Hypertension can be managed by adapting your lifestyle towards healthier habits:

  1. Understand the impact of your diet on your health: The best way to keep your salt levels within healthy limits (and to help manage your weight) is to choose whole foods over highly processed foods, to cook at home more, and to get into the habit of reading food labels to identify hidden salt and sugar. Include more plant-based foods such as vegetables, legumes, whole grains, nuts, and fruit, and limit notoriously salty foods such as bread, margarine, processed meats, canned soups, stock powders, condiments, crisps and crackers and store-bought sauces. Including unsweetened milk and plain yoghurt in your diet is also a good idea as calcium helps to regulate blood pressure.
  2. Avoid or drink only moderate amounts of alcohol: Alcohol increases blood pressure. Limit alcohol and never have more than one drink (women) or two drinks (men) a day.
  3. Get physical: Any physical activity that increases your heart and breathing rate will help to control blood pressure. Moderate to vigorous physical activity is recommended for at least 150 minutes each week. If you’ve been inactive, start off slowly with walking – a great form of exercise – slowly at ten to fifteen minutes a day and increase the duration and time spent training as your fitness grows. Also build exercise into your day, e.g. use the stairs instead of the lift or escalator.
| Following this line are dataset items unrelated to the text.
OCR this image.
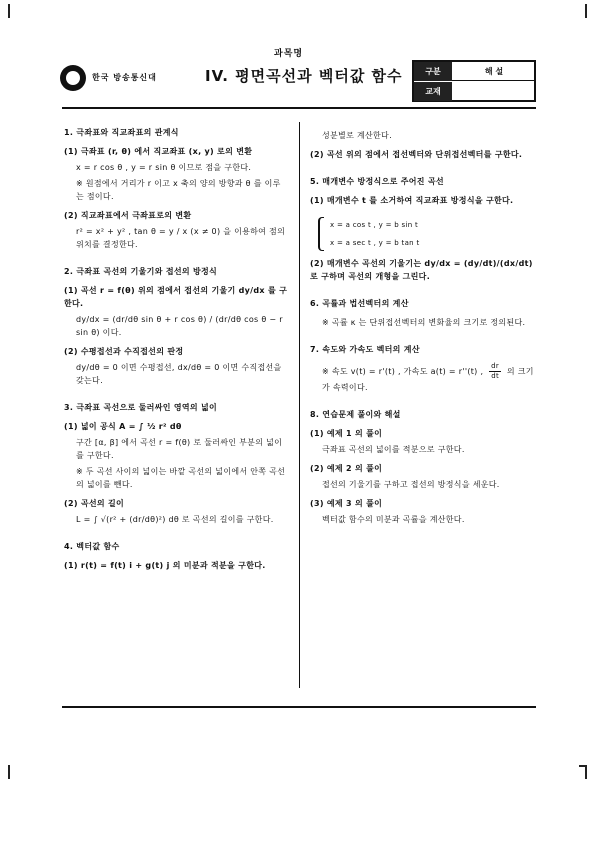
과목명
한국 방송통신대	IV. 평면곡선과 벡터값 함수	구분	해 설
교재
1. 극좌표와 직교좌표의 관계식
(1) 극좌표 (r, θ) 에서 직교좌표 (x, y) 로의 변환
x = r cos θ , y = r sin θ 이므로 점을 구한다.
※ 원점에서 거리가 r 이고 x 축의 양의 방향과 θ 를 이루는 점이다.
(2) 직교좌표에서 극좌표로의 변환
r² = x² + y² , tan θ = y / x (x ≠ 0) 을 이용하여 점의 위치를 결정한다.
2. 극좌표 곡선의 기울기와 접선의 방정식
(1) 곡선 r = f(θ) 위의 점에서 접선의 기울기 dy/dx 를 구한다.
dy/dx = (dr/dθ sin θ + r cos θ) / (dr/dθ cos θ − r sin θ) 이다.
(2) 수평접선과 수직접선의 판정
dy/dθ = 0 이면 수평접선, dx/dθ = 0 이면 수직접선을 갖는다.
3. 극좌표 곡선으로 둘러싸인 영역의 넓이
(1) 넓이 공식 A = ∫ ½ r² dθ
구간 [α, β] 에서 곡선 r = f(θ) 로 둘러싸인 부분의 넓이를 구한다.
※ 두 곡선 사이의 넓이는 바깥 곡선의 넓이에서 안쪽 곡선의 넓이를 뺀다.
(2) 곡선의 길이
L = ∫ √(r² + (dr/dθ)²) dθ 로 곡선의 길이를 구한다.
4. 벡터값 함수
(1) r(t) = f(t) i + g(t) j 의 미분과 적분을 구한다.
성분별로 계산한다.
(2) 곡선 위의 점에서 접선벡터와 단위접선벡터를 구한다.
5. 매개변수 방정식으로 주어진 곡선
(1) 매개변수 t 를 소거하여 직교좌표 방정식을 구한다.
x = a cos t , y = b sin t
x = a sec t , y = b tan t
(2) 매개변수 곡선의 기울기는 dy/dx = (dy/dt)/(dx/dt) 로 구하며 곡선의 개형을 그린다.
6. 곡률과 법선벡터의 계산
※ 곡률 κ 는 단위접선벡터의 변화율의 크기로 정의된다.
7. 속도와 가속도 벡터의 계산
※ 속도 v(t) = r'(t) , 가속도 a(t) = r''(t) , $\frac{dr}{dt}$ 의 크기가 속력이다.
8. 연습문제 풀이와 해설
(1) 예제 1 의 풀이
극좌표 곡선의 넓이를 적분으로 구한다.
(2) 예제 2 의 풀이
접선의 기울기를 구하고 접선의 방정식을 세운다.
(3) 예제 3 의 풀이
벡터값 함수의 미분과 곡률을 계산한다.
  4. Don’t smoke and always manage stress: Smoking increases blood pressure and prolonged stress has negative health effects. Quit the habit and make time to relax.
  5. Know your blood pressure numbers: “It’s important to know your health status and to ‘Know your numbers’. Even if you feel fine, have a general check-up once a year or visit a healthcare professional to track your key health numbers often. Prevention and early treatment of hypertension will help keep your heart healthier.”